此翻譯計畫由臺灣國家衛生研究院(National Health Research Institutes, Taiwan)統籌。

總結

雙磷酸鹽藥物治療成骨不全症:成骨不全症是一種遺傳疾病,先天第一型膠原蛋白異常,特性是低骨質密度、骨質脆弱、和因輕微或非外傷性骨折。成骨不全症的治療大多是支持性療法,但現今已有雙磷酸鹽藥物可以用來增加受影響之疾患之骨質密度和可能降低骨折的發生。我們回顧了8個隨機試驗,一些是使用安慰劑的對照組,有些是交叉試驗組,或兩者並行.在4個臨床試驗報告中顯示雙磷酸鹽藥物治療有減少骨折的情形,但另3個臨床試驗無顯著的差異。另一個臨床試驗證明減少了脊椎和上肢的骨折,但下肢的骨折並沒減少。每一個試驗皆證明雙磷酸鹽藥物能有效的改善骨質密度,無論是口服或靜脈注射未來更需進一步研究。骨折的發生率、骨頭疼痛、生長情形和生活品質等雙磷酸鹽藥物治療的指標。未來的研究需要確認雙磷酸鹽藥物是否能改善骨質密度的而減少骨折的發生和功能性的改善,及長期使用的效能及安全性。

Plain language summary

Bisphosphonate therapy for osteogenesis imperfecta

Osteogenesis imperfecta is an inherited disorder of type I collagen characterized by low bone mass, bone fragility, and fractures with minimal or no trauma. Treatment for the disorder is largely supportive, but recently bisphosphonate therapy has been employed in an attempt to increase bone mineral density and potentially reduce fracture incidence in affected individuals. We have included eight randomised trials, some placebo-controlled, some with a cross-over trial design, or both, in our review. Four trials report decreased fractures in some instances in those treated with bisphosphonates; however no significant difference was found in three other trials. Another trial demonstrated decreased vertebral and upper extremity but not lower extremity fractures. Each trial independently demonstrates significant improvements in bone mineral density after treatment with oral or intravenous bisphosphonates.

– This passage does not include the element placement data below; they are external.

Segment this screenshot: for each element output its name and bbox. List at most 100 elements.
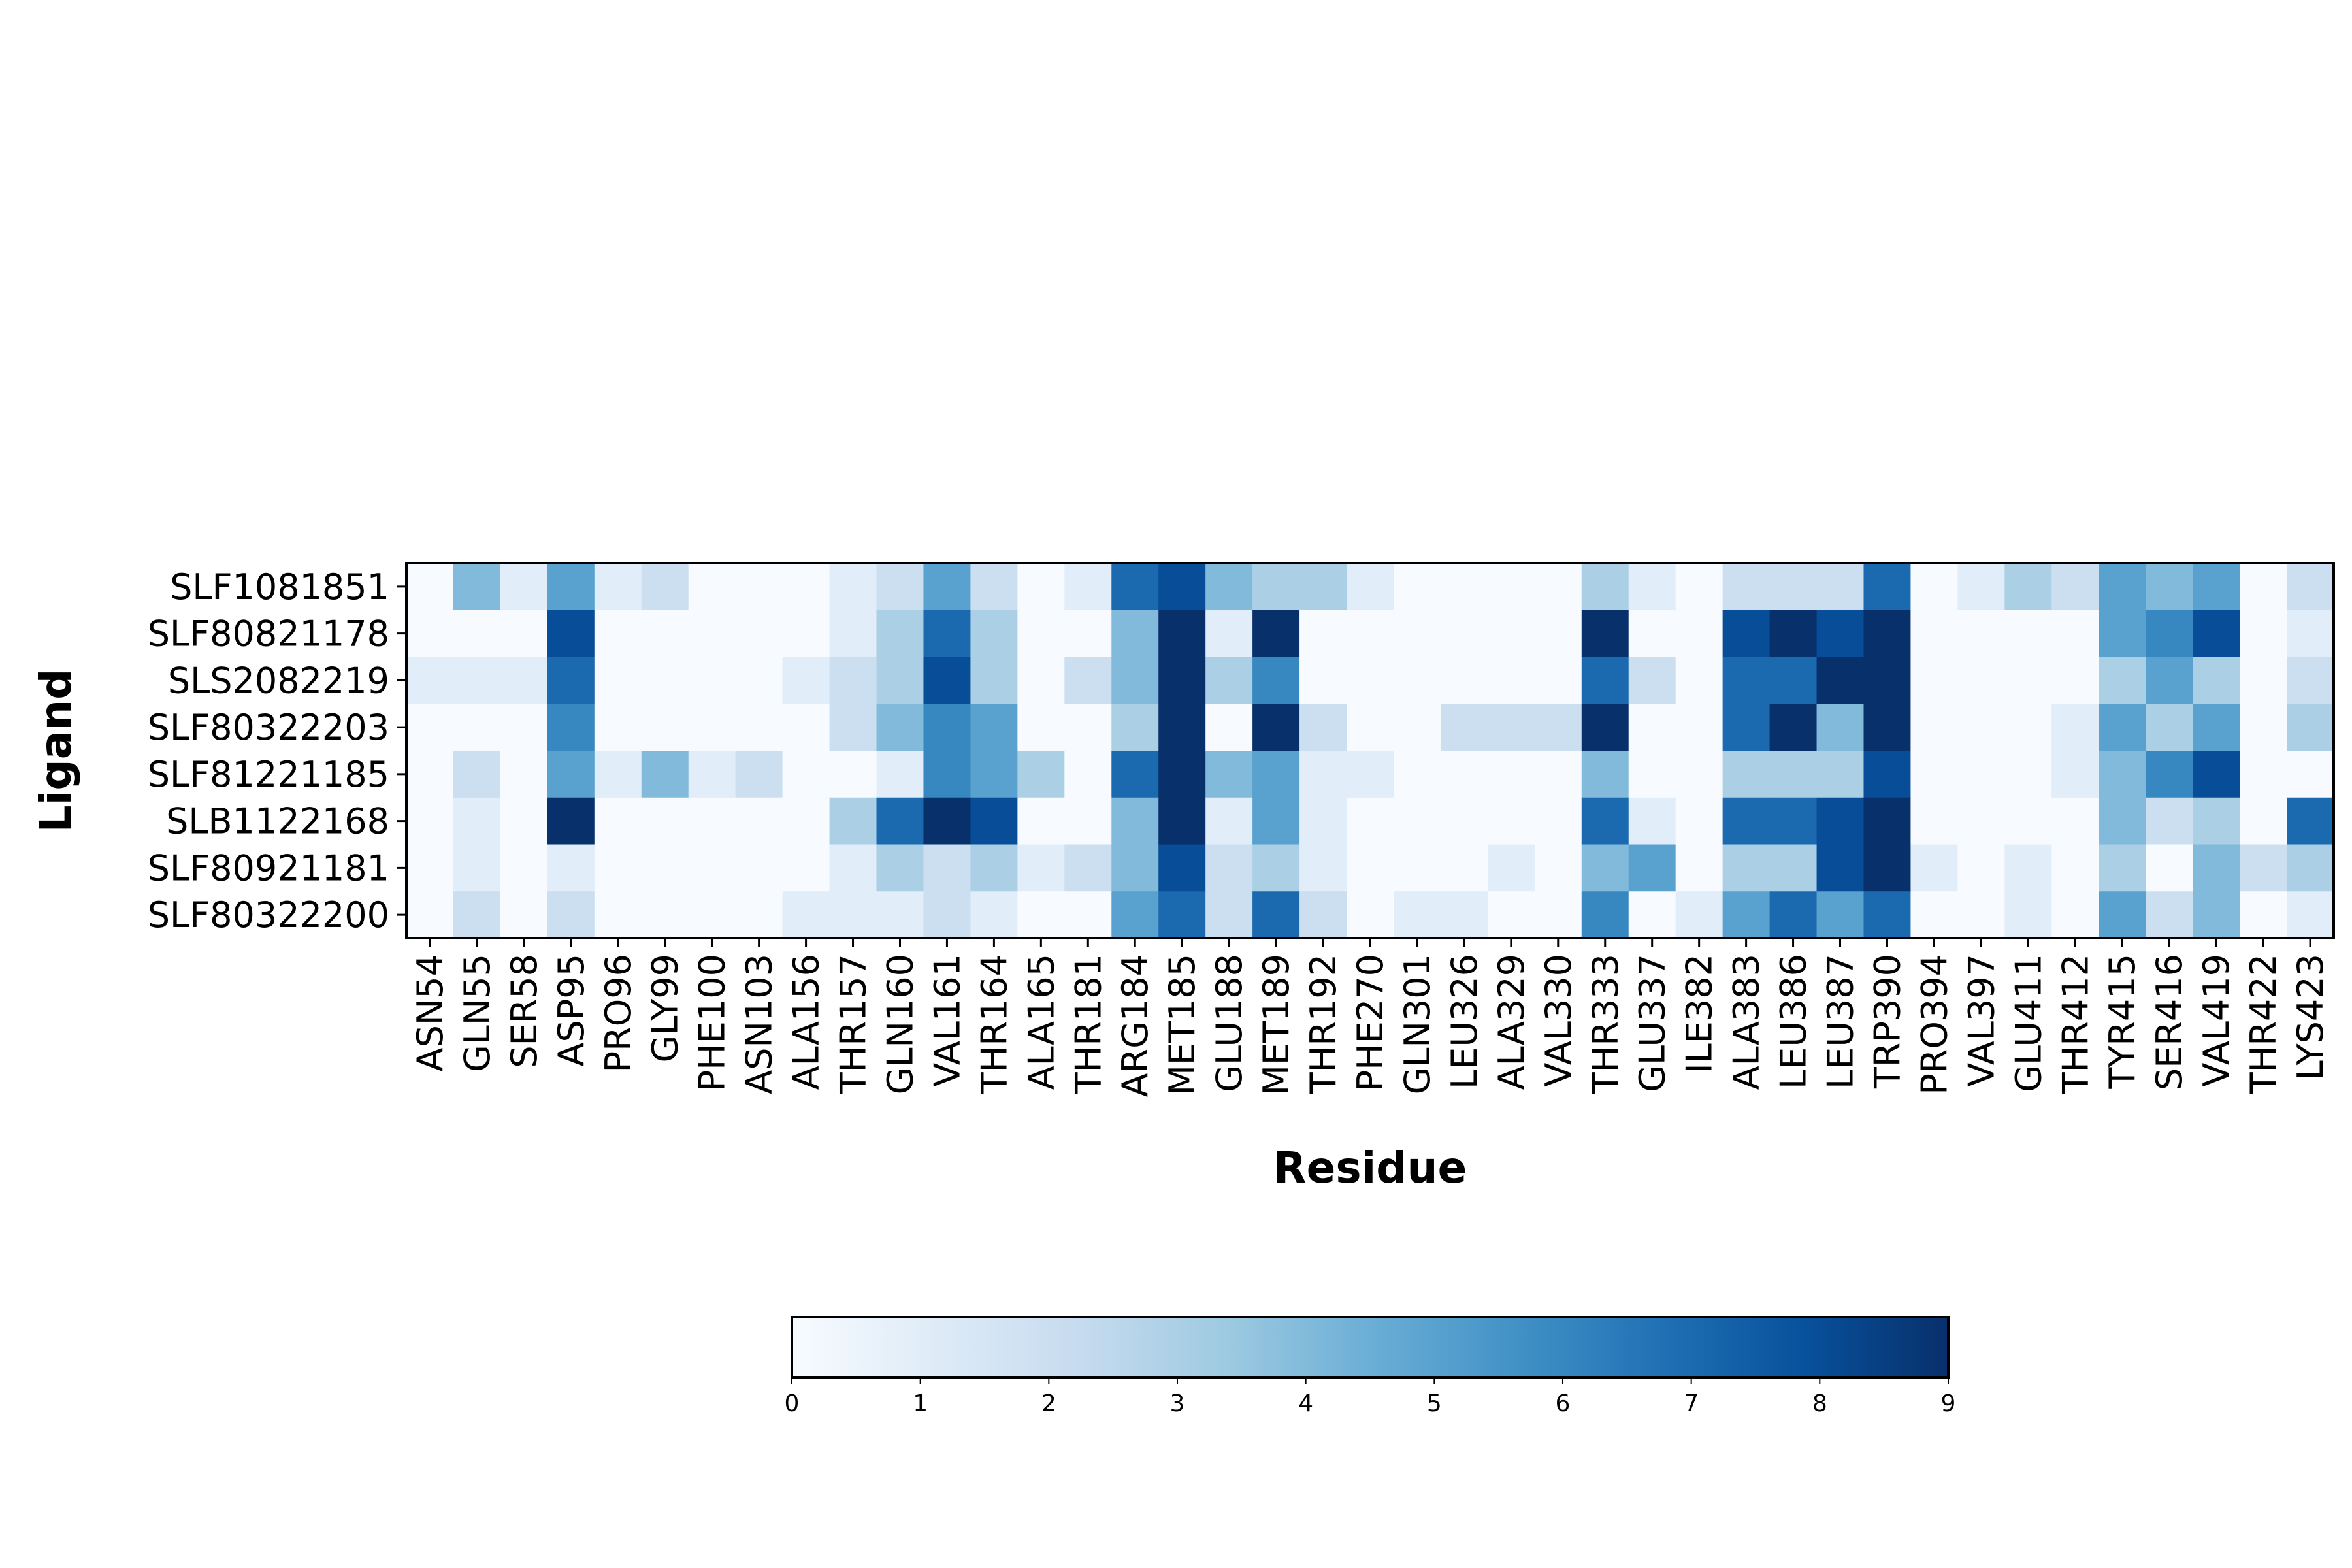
heatmap-cell (1816, 844, 1865, 892)
heatmap-cell (2146, 844, 2193, 892)
heatmap-cell (2287, 844, 2334, 892)
heatmap-cell (735, 891, 783, 939)
heatmap-cell (1581, 751, 1629, 798)
heatmap-cell (1017, 657, 1065, 704)
heatmap-cell (782, 610, 830, 658)
heatmap-cell (1064, 751, 1112, 798)
heatmap-cell (1628, 610, 1676, 658)
heatmap-cell (829, 891, 877, 939)
heatmap-cell (547, 610, 595, 658)
heatmap-cell (1910, 610, 1958, 658)
heatmap-cell (1816, 610, 1865, 658)
heatmap-cell (782, 797, 830, 845)
heatmap-cell (406, 844, 454, 892)
heatmap-cell (406, 657, 454, 704)
heatmap-cell (1816, 563, 1865, 611)
heatmap-cell (500, 610, 548, 658)
heatmap-cell (1487, 797, 1535, 845)
heatmap-cell (2146, 657, 2193, 704)
heatmap-cell (970, 844, 1018, 892)
x-tick-label: ALA383 (1726, 954, 1767, 1090)
heatmap-cell (1581, 657, 1629, 704)
heatmap-cell (2193, 563, 2240, 611)
heatmap-cell (1863, 610, 1912, 658)
heatmap-cell (2240, 891, 2287, 939)
heatmap-cell (500, 891, 548, 939)
heatmap-cell (500, 563, 548, 611)
heatmap-cell (1017, 704, 1065, 751)
heatmap-cell (1957, 657, 2005, 704)
heatmap-cell (2051, 610, 2099, 658)
heatmap-cell (1440, 563, 1488, 611)
heatmap-cell (1111, 844, 1159, 892)
heatmap-cell (1675, 657, 1723, 704)
heatmap-cell (1487, 657, 1535, 704)
heatmap-cell (1675, 610, 1723, 658)
heatmap-cell (829, 610, 877, 658)
heatmap-cell (1017, 610, 1065, 658)
heatmap-cell (1393, 891, 1441, 939)
heatmap-cell (1347, 610, 1394, 658)
heatmap-cell (1628, 563, 1676, 611)
heatmap-cell (594, 657, 642, 704)
heatmap-cell (1957, 844, 2005, 892)
heatmap-cell (1252, 751, 1300, 798)
heatmap-cell (1299, 844, 1347, 892)
heatmap-cell (1722, 610, 1771, 658)
heatmap-cell (923, 891, 972, 939)
heatmap-cell (735, 797, 783, 845)
heatmap-cell (1158, 844, 1206, 892)
heatmap-cell (1581, 704, 1629, 751)
heatmap-cell (2051, 704, 2099, 751)
heatmap-cell (1064, 704, 1112, 751)
heatmap-cell (453, 797, 501, 845)
heatmap-cell (2004, 563, 2052, 611)
heatmap-cell (453, 844, 501, 892)
heatmap-cell (876, 563, 924, 611)
heatmap-cell (1534, 751, 1582, 798)
heatmap-cell (1628, 704, 1676, 751)
heatmap-cell (641, 844, 689, 892)
heatmap-cell (1722, 563, 1771, 611)
x-tick-label: THR181 (1068, 954, 1109, 1094)
x-tick-label: VAL419 (2196, 954, 2237, 1087)
heatmap-cell (2193, 797, 2240, 845)
heatmap-cell (1769, 844, 1818, 892)
x-tick-label: PRO394 (1914, 954, 1955, 1095)
heatmap-cell (970, 704, 1018, 751)
heatmap-cell (1252, 563, 1300, 611)
x-tick-label: GLN301 (1397, 954, 1438, 1094)
heatmap-cell (453, 751, 501, 798)
heatmap-cell (735, 657, 783, 704)
heatmap-cell (688, 891, 736, 939)
heatmap-cell (1111, 891, 1159, 939)
heatmap-cell (1064, 563, 1112, 611)
heatmap-cell (2004, 704, 2052, 751)
heatmap-cell (1393, 704, 1441, 751)
y-tick-label: SLB1122168 (166, 801, 389, 842)
heatmap-cell (923, 704, 972, 751)
heatmap-cell (547, 751, 595, 798)
heatmap-cell (688, 751, 736, 798)
heatmap-cell (1205, 797, 1253, 845)
heatmap-cell (1252, 610, 1300, 658)
heatmap-cell (1722, 751, 1771, 798)
colorbar-ticks: 0 1 2 3 4 5 6 7 8 9 (785, 1377, 1955, 1417)
heatmap-cell (1205, 751, 1253, 798)
heatmap-cell (1628, 891, 1676, 939)
heatmap-cell (735, 610, 783, 658)
heatmap-cell (1205, 657, 1253, 704)
heatmap-cell (1957, 891, 2005, 939)
x-tick-label: TRP390 (1867, 954, 1908, 1089)
heatmap-cell (1910, 751, 1958, 798)
heatmap-cell (970, 797, 1018, 845)
x-tick-label: GLN55 (457, 954, 498, 1072)
x-tick-label: THR422 (2243, 954, 2284, 1094)
heatmap-cell (1957, 751, 2005, 798)
heatmap-cell (453, 610, 501, 658)
x-tick-label: ARG184 (1115, 954, 1156, 1097)
heatmap-cell (735, 751, 783, 798)
heatmap-cell (2004, 657, 2052, 704)
x-tick-label: MET189 (1256, 954, 1297, 1096)
heatmap-cell (1628, 751, 1676, 798)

Fracture incidence, bone pain, growth and quality of life indicators influenced by treatment with bisphosphonates warrant further investigation. Further investigation is needed to establish whether the improvements in bone mineral density translate into fracture reduction and functional improvements and to determine the long-term effectiveness and safety of their use.